After the turn of the twentieth century, Juergens’s output shifted from dark-toned figural images of European village life to impressionist landscape images in which figures are mere accessories. He became renowned for garden and floral images, many painted in his own neighborhood in the Chicago suburb of Oak Park, Illinois. Juergens also painted landscapes throughout the Chicago region and in southwestern Michigan, especially around Grand Rapids, possibly the setting shown here.
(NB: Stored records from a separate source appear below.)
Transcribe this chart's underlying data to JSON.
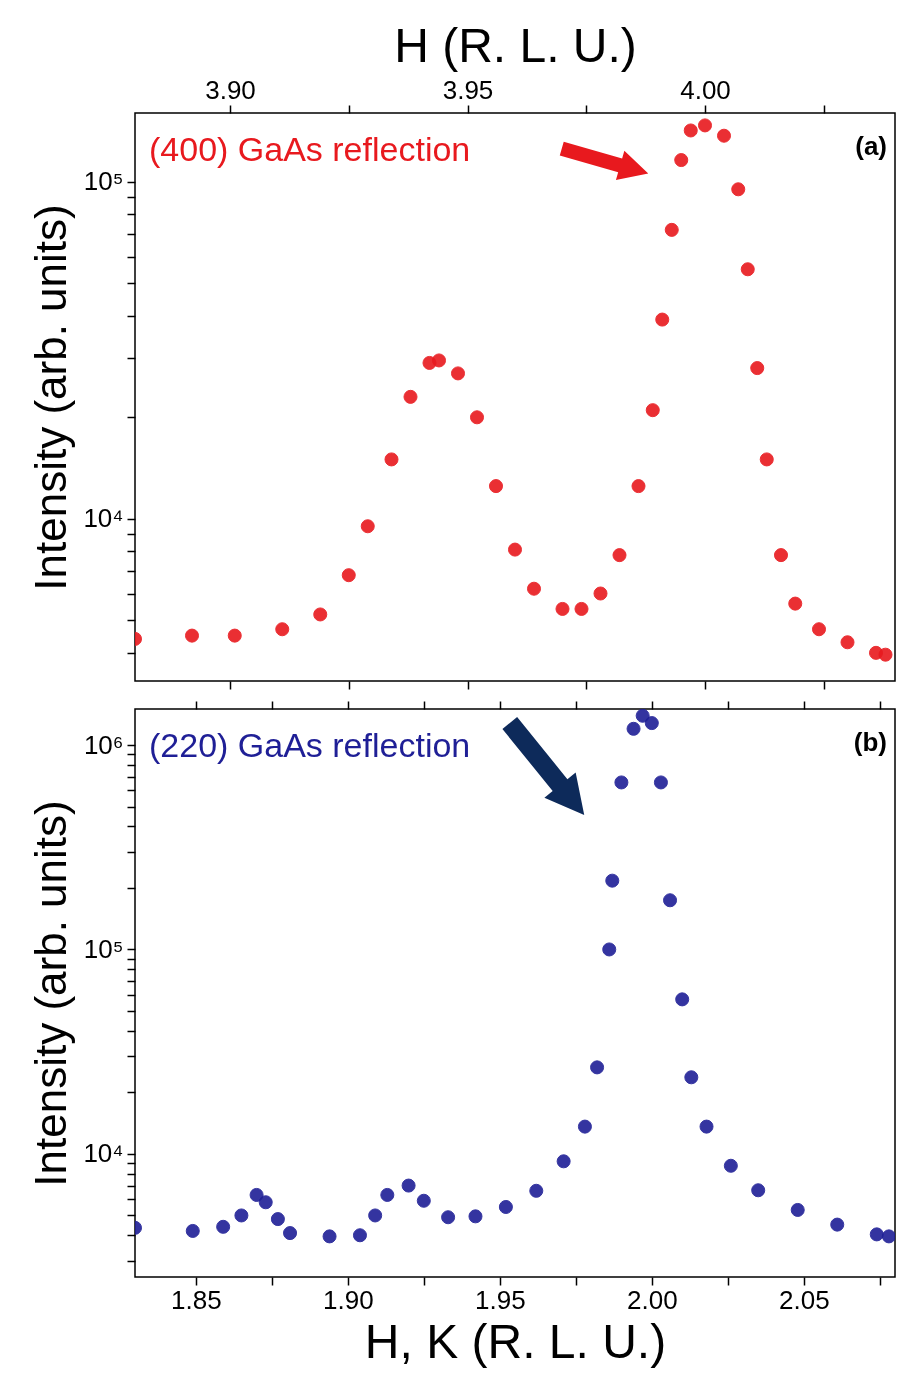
{
  "chart_data": [
    {
      "type": "scatter",
      "xlabel": "H (R. L. U.)",
      "ylabel": "Intensity (arb. units)",
      "log": true,
      "marker": "circle",
      "annotations": [
        "(400) GaAs reflection",
        "(a)"
      ],
      "xlim": [
        3.88,
        4.04
      ],
      "xticks": [
        {
          "value": 3.9,
          "label": "3.90"
        },
        {
          "value": 3.925,
          "label": null
        },
        {
          "value": 3.95,
          "label": "3.95"
        },
        {
          "value": 3.975,
          "label": null
        },
        {
          "value": 4,
          "label": "4.00"
        },
        {
          "value": 4.025,
          "label": null
        }
      ],
      "ylim": [
        3300,
        160000
      ],
      "yticks": [
        {
          "value": 4000,
          "label": null
        },
        {
          "value": 5000,
          "label": null
        },
        {
          "value": 6000,
          "label": null
        },
        {
          "value": 7000,
          "label": null
        },
        {
          "value": 8000,
          "label": null
        },
        {
          "value": 9000,
          "label": null
        },
        {
          "value": 10000,
          "label": "10⁴"
        },
        {
          "value": 20000,
          "label": null
        },
        {
          "value": 30000,
          "label": null
        },
        {
          "value": 40000,
          "label": null
        },
        {
          "value": 50000,
          "label": null
        },
        {
          "value": 60000,
          "label": null
        },
        {
          "value": 70000,
          "label": null
        },
        {
          "value": 80000,
          "label": null
        },
        {
          "value": 90000,
          "label": null
        },
        {
          "value": 100000,
          "label": "10⁵"
        }
      ],
      "x": [
        3.88,
        3.892,
        3.901,
        3.911,
        3.919,
        3.925,
        3.929,
        3.934,
        3.938,
        3.942,
        3.944,
        3.948,
        3.952,
        3.956,
        3.96,
        3.964,
        3.97,
        3.974,
        3.978,
        3.982,
        3.986,
        3.989,
        3.991,
        3.993,
        3.995,
        3.997,
        4.0,
        4.004,
        4.007,
        4.009,
        4.011,
        4.013,
        4.016,
        4.019,
        4.024,
        4.03,
        4.036,
        4.038
      ],
      "series": [
        {
          "color": "#e8191e",
          "values": [
            4400,
            4500,
            4500,
            4700,
            5200,
            6800,
            9500,
            15000,
            23000,
            29000,
            29500,
            27000,
            20000,
            12500,
            8100,
            6200,
            5400,
            5400,
            6000,
            7800,
            12500,
            21000,
            39000,
            72000,
            116000,
            142000,
            147000,
            137000,
            95000,
            55000,
            28000,
            15000,
            7800,
            5600,
            4700,
            4300,
            4000,
            3950
          ]
        }
      ]
    },
    {
      "type": "scatter",
      "xlabel": "H, K (R. L. U.)",
      "ylabel": "Intensity (arb. units)",
      "log": true,
      "marker": "circle",
      "annotations": [
        "(220) GaAs reflection",
        "(b)"
      ],
      "xlim": [
        1.83,
        2.08
      ],
      "xticks": [
        1.85,
        {
          "value": 1.875,
          "label": null
        },
        {
          "value": 1.9,
          "label": "1.90"
        },
        {
          "value": 1.925,
          "label": null
        },
        1.95,
        {
          "value": 1.975,
          "label": null
        },
        {
          "value": 2,
          "label": "2.00"
        },
        {
          "value": 2.025,
          "label": null
        },
        2.05,
        {
          "value": 2.075,
          "label": null
        }
      ],
      "ylim": [
        2500,
        1500000
      ],
      "yticks": [
        {
          "value": 3000,
          "label": null
        },
        {
          "value": 4000,
          "label": null
        },
        {
          "value": 5000,
          "label": null
        },
        {
          "value": 6000,
          "label": null
        },
        {
          "value": 7000,
          "label": null
        },
        {
          "value": 8000,
          "label": null
        },
        {
          "value": 9000,
          "label": null
        },
        {
          "value": 10000,
          "label": "10⁴"
        },
        {
          "value": 20000,
          "label": null
        },
        {
          "value": 30000,
          "label": null
        },
        {
          "value": 40000,
          "label": null
        },
        {
          "value": 50000,
          "label": null
        },
        {
          "value": 60000,
          "label": null
        },
        {
          "value": 70000,
          "label": null
        },
        {
          "value": 80000,
          "label": null
        },
        {
          "value": 90000,
          "label": null
        },
        {
          "value": 100000,
          "label": "10⁵"
        },
        {
          "value": 200000,
          "label": null
        },
        {
          "value": 300000,
          "label": null
        },
        {
          "value": 400000,
          "label": null
        },
        {
          "value": 500000,
          "label": null
        },
        {
          "value": 600000,
          "label": null
        },
        {
          "value": 700000,
          "label": null
        },
        {
          "value": 800000,
          "label": null
        },
        {
          "value": 900000,
          "label": null
        },
        {
          "value": 1000000,
          "label": "10⁶"
        }
      ],
      "x": [
        1.83,
        1.849,
        1.859,
        1.865,
        1.87,
        1.873,
        1.877,
        1.881,
        1.894,
        1.904,
        1.909,
        1.913,
        1.92,
        1.925,
        1.933,
        1.942,
        1.952,
        1.962,
        1.971,
        1.978,
        1.982,
        1.986,
        1.987,
        1.99,
        1.994,
        1.997,
        2.0,
        2.003,
        2.006,
        2.01,
        2.013,
        2.018,
        2.026,
        2.035,
        2.048,
        2.061,
        2.074,
        2.078
      ],
      "series": [
        {
          "color": "#1f1f96",
          "values": [
            4350,
            4200,
            4400,
            5000,
            6300,
            5800,
            4800,
            4100,
            3950,
            4000,
            5000,
            6300,
            7000,
            5900,
            4900,
            4950,
            5500,
            6600,
            9200,
            13600,
            26500,
            100000,
            217000,
            656000,
            1200000,
            1390000,
            1280000,
            656000,
            174000,
            57000,
            23700,
            13600,
            8750,
            6640,
            5320,
            4510,
            4040,
            3950
          ]
        }
      ]
    }
  ]
}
The artist exhibited Michigan landscapes as early as 1909. He rarely dated his paintings, but this one reflects the fashions of the early 1910s, notably the relatively straight lines of the standing woman’s skirt and her straight sleeves, along with both figures’ wide-brimmed hats.
New England Asters combines a bucolic setting with Juergens’s interest in floral subjects. The flowers dominate the composition, as suggested by the title the artist inscribed on a label on the back of the painting. Notwithstanding its name, the New England aster grows wild throughout the upper Midwest, including Michigan. Here, however, the rapidly applied brushstrokes communicate not the specific appearance of the flowers but rather a generalized impression of rich texture and brilliant color. Reviewing one of several memorial exhibitions for Juergens in 1938, Chicago Tribune critic Eleanor Jewett might have been referring to New England Asters when she wrote that “A hillside of flowering weeds turns into a paradise under his brush.”i
Wendy Greenhouse, PhD
i Eleanor Jewett, “Give Juergens High Place in American Art,” Chicago Tribune, June 10, 1938.